The complete Huxon application will look as follows:

/* Import Huxon language header files. */
#include <huxon/lang.hpp>
#include <huxon/sensors/STMicroelectronics.hpp>

/* Set a namespace alias to ease constants and methods retrieval from vendor's namespace. */
namespace STM = hux::sensors::STMicroelectronics;

/* Declare a new sensor called "my_sensor" */
HUX_DECLARE_SENSOR(my_sensor, STM::ISM330DHCX);

/* Declare a merge channel taking the X axes acceleration from my_sensor as input.
 * The merge channel logic outputs samples from the inputs as soon as they are available.
 * NOTE: the accX source generates data of type float.
 * */
HUX_DECLARE_CHANNEL(my_sensor_data, merge,
    my_sensor.get_accX()
);

/* Declare a processing node taking as input the my_sensor_data channel.
 * The data from the input channel can be accessed using the "hux_input" variable,
 * whose type is inferred from the input channel.
 * In this case "hux_input" is a float since my_sensor.get_accX()
 * generates float data and the my_sensor_data merge channel simply forwards it.
 * */
HUX_DECLARE_PROCESSING(app_output, my_sensor_data, {
    /* Create an output value with Float schema named "accelerometerX"
     * the actual content of this output value is taken from hux_input
     * */
    HUX_DECLARE_OUTPUT_VALUE(result, Float, "accelerometerX", hux_input);

    /* Return the "result" output value as output of this processing node */
    return result;
});

/* Configure the output of the Huxon application.

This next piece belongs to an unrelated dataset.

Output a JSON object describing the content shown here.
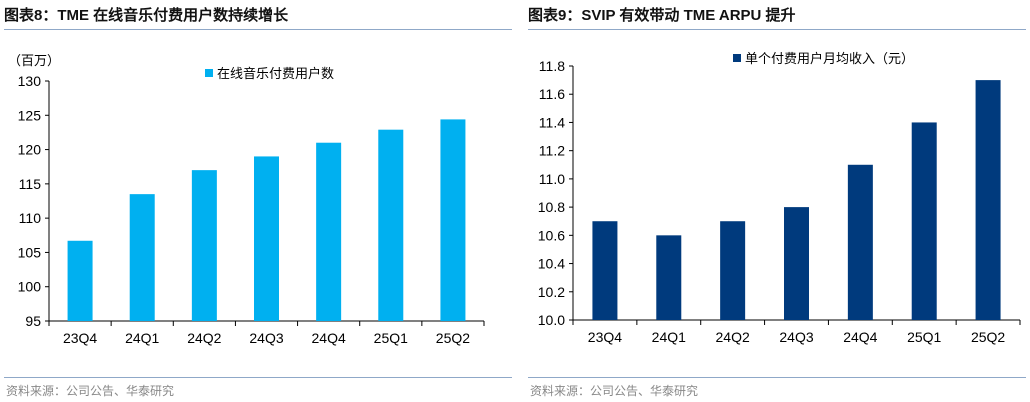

The output must be a processing node
 * (or channel) that produces an output value created with HUX_DECLARE_OUTPUT_VALUE
 * */
HUX_REGISTER_OUTPUT(app_output);

Check for compilation errors

Even if we did not specify any data for simulating our application, we can run an empty simulation for the purpose to check compilation errors:

huxc simulate -n YOUR_APP_NAME

This step is highly recommended to check potential compilation errors before loading the application to Huxon.